2. For parts (a) through (c), indicate which of i. through iv. is correct. Justify your answer.

  1. More flexible and hence will give improved prediction accuracy when its increase in bias is less than its decrease in variance.

  2. More flexible and hence will give improved prediction accuracy when its increase in variance is less than its decrease in bias.

  3. Less flexible and hence will give improved prediction accuracy when its increase in bias is less than its decrease in variance.

  4. Less flexible and hence will give improved prediction accuracy when its increase in variance is less than its decrease in bias.

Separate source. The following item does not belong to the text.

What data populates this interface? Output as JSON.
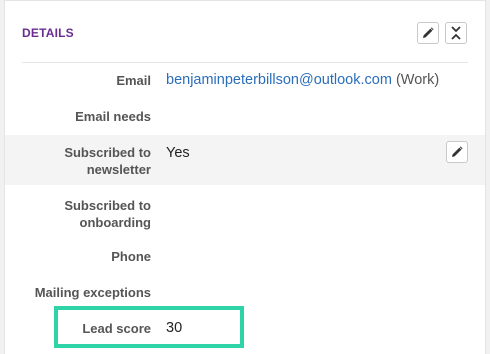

  1. The lasso, relative to least squares, is:

“iii. Less flexible and hence will give improved prediction accuracy when its increase in bias is less than its decrease in variance.” - The penalty that the lasso imposes on the regression coefficients causes some coefficients to shrink to zero. This change reduces the model’s flexibility in comparison to least squares, due to the bias it introduces.

  1. Repeat (a) for ridge regression relative to least squares.

“iii. Less flexible and hence will give improved prediction accuracy when its increase in bias is less than its decrease in variance.” - Like lasso, ridge regression imposes a penalty that shrinks coefficients, making the model less flexible than least squares. The difference is, ridge regression shrinks coefficients to closer to zero, not zero exactly.

  1. Repeat (a) for non-linear methods relative to least squares.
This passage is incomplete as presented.